Puis on s’est intéressé aux populations européennes qui ont traversé la Méditerranée depuis le milieu du XIXème siècle pour contribuer à la mise en valeur du Maghreb. Relatant dans un ouvrage mémoriel des « histoires de vie » au sein de la grande « Histoire », Frédérique GHAURI OLIVIER a retracé le parcours de ses aïeux venus du Bade Wurtemberg pour faire souche en Algérie puis Tunisie, et qui ont constitué avec les populations locales une culture singulière, qui a perduré jusqu’aux indépendances et même après. L’attachement ainsi forgé a été si fort que plusieurs des membres de la famille, rapatriés dans les années 1960, ont voulu être enterré dans les lieux où ils avaient grandi et vécu de l’autre côté de la Méditerranée. On a ici une illustration de la puissance des liens affectifs qui se tissent dans des communautés qui ont vécu en bonne intelligence autour de projets de développement clairement affirmés et poursuivis dans la durée.
Le professeur Yvan GASTAUT, de l’Université de Nice, revenant sur les mouvements migratoires qui ont marqué l’histoire de la Méditerranée a montré combien le regard porté sur le « migrant » a dépendu des lieux, des époques, des circonstances, etc., et combien aussi ce regard a pu évoluer suivant que ce « migrant » a été bien intégré ou pas dans les populations qui l’ont accueilli. Il a incité ainsi à prendre du recul face aux afflux migratoires contemporains, plus précisément à relativiser les jugements que l’on peut avoir sur les populations qui débarquent sur nos côtes ou traversent nos frontières, et sur les cultures qu’elles apportent avec elles.
Ensuite, une table ronde consacrée aux enjeux contemporains a réuni le professeur Yvan GASTAUT, Monsieur Auguste DERRIVES, président du Collège International de Cannes (fondé en 1931 par Paul Valéry pour familiariser les étudiants étrangers avec la culture française), et Monsieur Claude SEGUIN, en charge de l’accueil des migrants au diocèse de Nice.

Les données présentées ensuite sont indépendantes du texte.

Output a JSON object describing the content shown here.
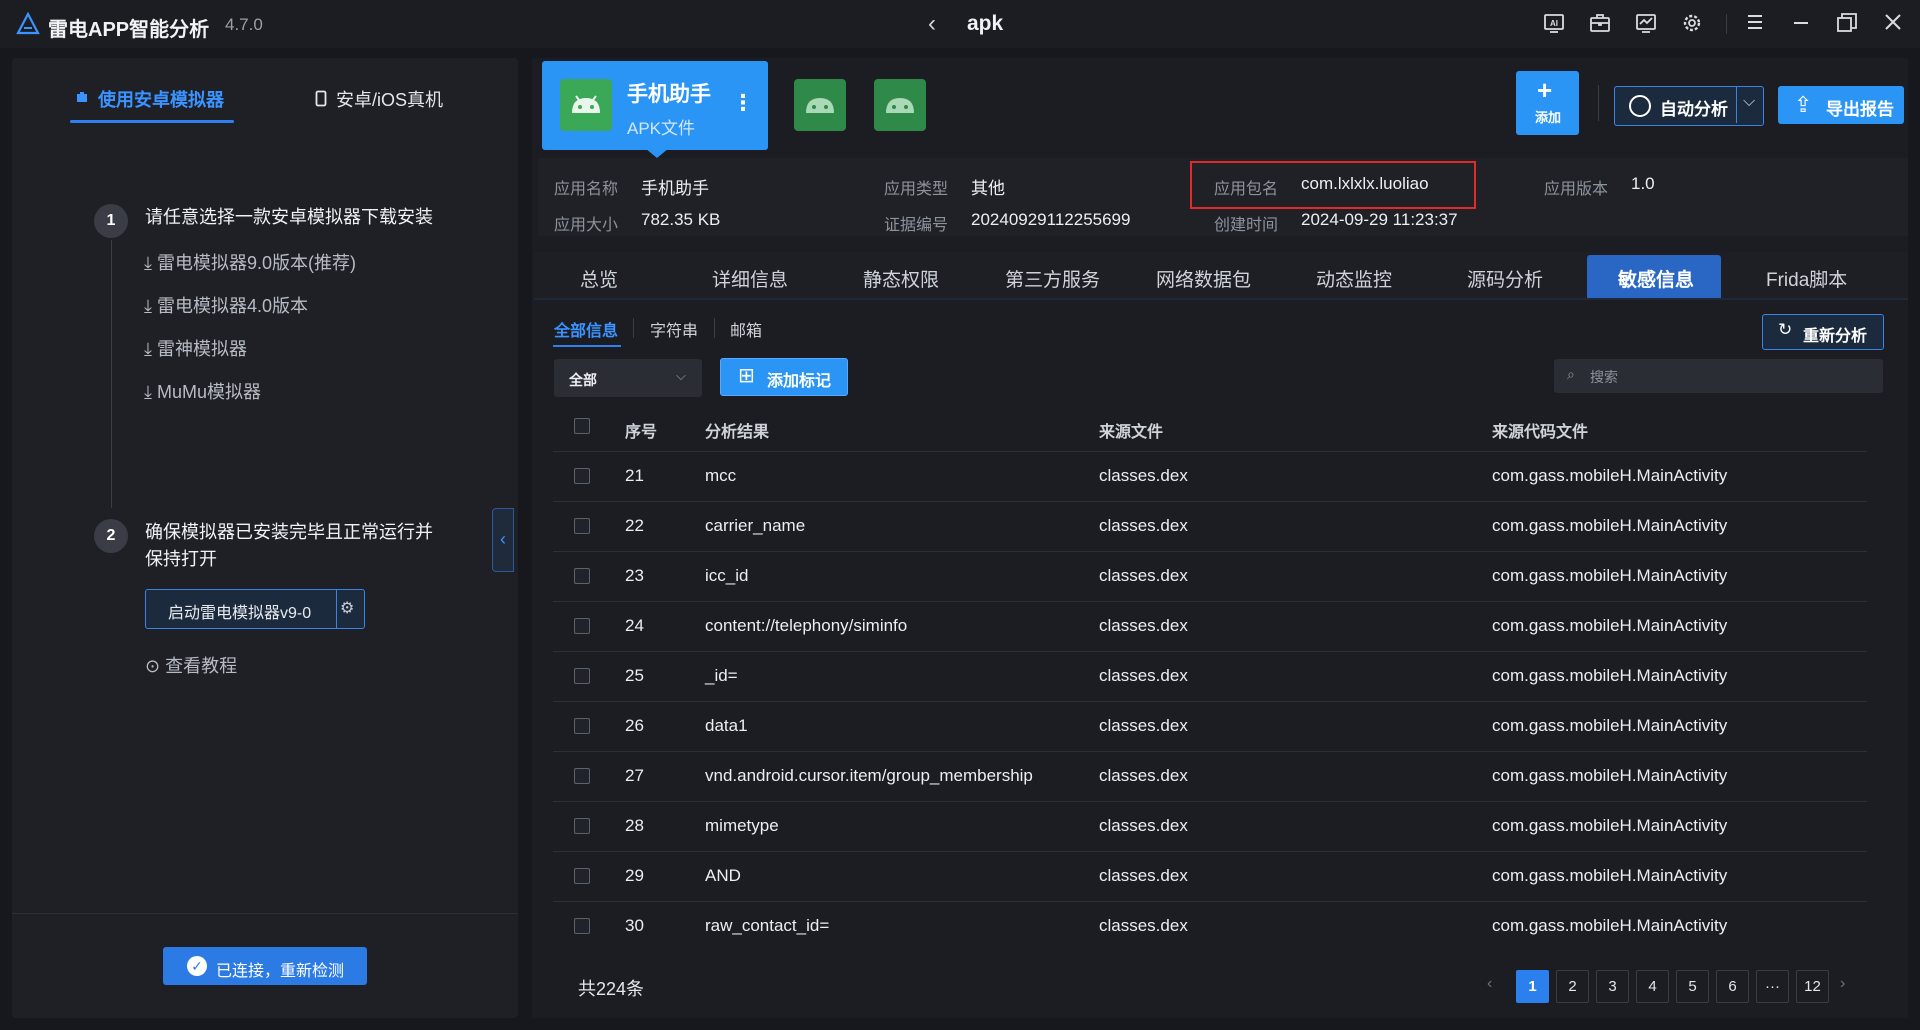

Il a notamment été rappelé que les flux migratoires qui atteignent aujourd’hui l’Union Européenne se chiffrent à quelques centaines de milliers par an, et représentent une toute petite proportion de la population de l’UE. Il a été également rappelé que si l’on se donne les moyens de former correctement les populations migrantes et de faciliter leur emploi dans l’économie, les tensions sont fortement réduites.
Madame Michèle GENDREAU MASSALOUX, revenant sur l’ensemble des contributions de la journée et en tirant les enseignements, a montré combien la problématique des migrations est liée aux capacités à « faire société ». Il s’agit pour les migrants comme pour ceux qui les accueillent de se rencontrer dans une démarche de reconnaissance mutuelle. Avec cette acceptation mutuelle de l’Autre, les tensions se dissipent. Ainsi, petit à petit, se constituent des cultures singulières, mêlant des apports complémentaires, au travers desquelles progressent et évoluent les sociétés humaines.
Madame Laurence TRASTOUR ISNARD, Députée de la Nation et adjointe au maire de Cagnes, est venue clôturer le colloque, qui, selon les mots de Jean-Éric AUBERT, président de l’UIM, a réintroduit les sciences humaines et sociales comme champ d’études au sein de l’organisme, un champ présent à ses débuts, mais disparu au fil des ans. Il conviendra de le cultiver dans les années à venir.